I am sure that it is more than the wage that puts businesses off of actually hiring a students. It could be legal liability, workmens comp, other fair labor practices act, work hour limitations, eeoc, etc.

To combine with a prevous post, maybe the businesses/organizations should set up a non-profit foundation and have the students volunteer for the foundation and then have the foundation assign the students to work. It is the way that hospitals get around the rules (have the students volunteer for the Red Cross and then have the student work at a hospital).

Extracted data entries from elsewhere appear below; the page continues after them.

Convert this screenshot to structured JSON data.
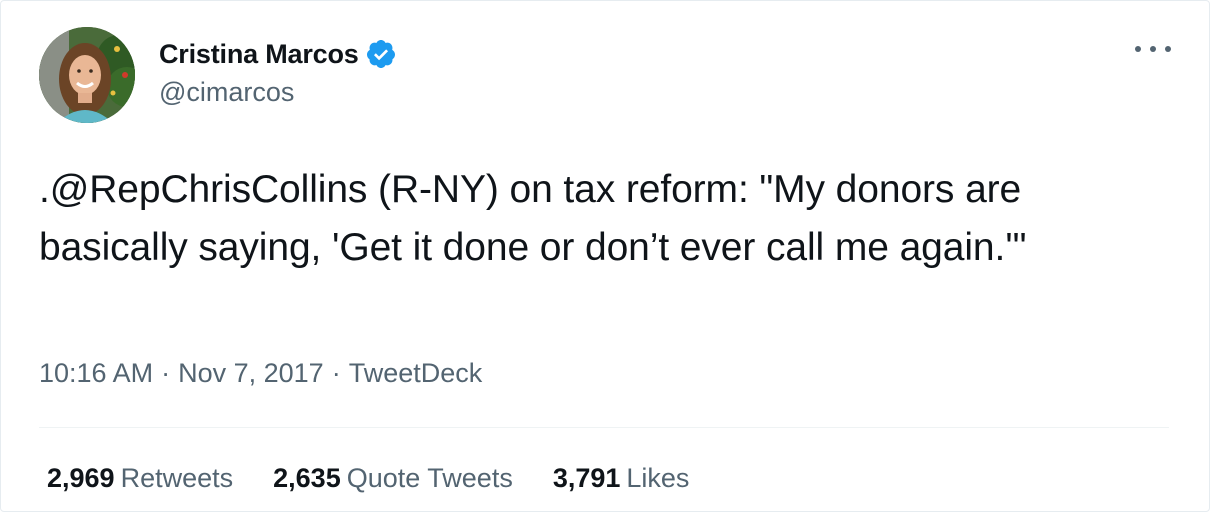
{
  "author": {
    "display_name": "Cristina Marcos",
    "handle": "@cimarcos",
    "verified": true,
    "avatar_icon": "user-avatar-photo"
  },
  "tweet": {
    "text": ".@RepChrisCollins (R-NY) on tax reform: \"My donors are basically saying, 'Get it done or don’t ever call me again.'\"",
    "time": "10:16 AM",
    "date": "Nov 7, 2017",
    "source": "TweetDeck",
    "separator": "·"
  },
  "stats": {
    "retweets": {
      "count": "2,969",
      "label": "Retweets"
    },
    "quotes": {
      "count": "2,635",
      "label": "Quote Tweets"
    },
    "likes": {
      "count": "3,791",
      "label": "Likes"
    }
  },
  "icons": {
    "verified": "verified-badge-icon",
    "more": "more-options-icon"
  },
  "colors": {
    "verified_blue": "#1d9bf0",
    "secondary_text": "#536471",
    "primary_text": "#0f1419"
  }
}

I noticed many of my fellow law students who couldn't get paying jobs after 1L had to take non-paying internships, and then sign up to get school credit for them, paying tuition, so that they could qualify for loans to cover living expenses.

Also, schools are pushing kids into these internships where they pay tuition to get credit... how nice the school doesn't have to do shit besides sign a form and they get tuition dollars.

Interesting the article says a fund manager, Legg Mason, Inc., has unpaid internships that require class credit. I would expect this from FOX, but how does the financial world get away with this?

Several years ago, in J-school, I encountered the opposite from several non-large papers in the L.A. area. They offered to let students write for free, but *refused* to give college credit -- something about potential liability. So, I had to work the unpaid time in with my paid job, plus a full courseload to be considered full-time for loans.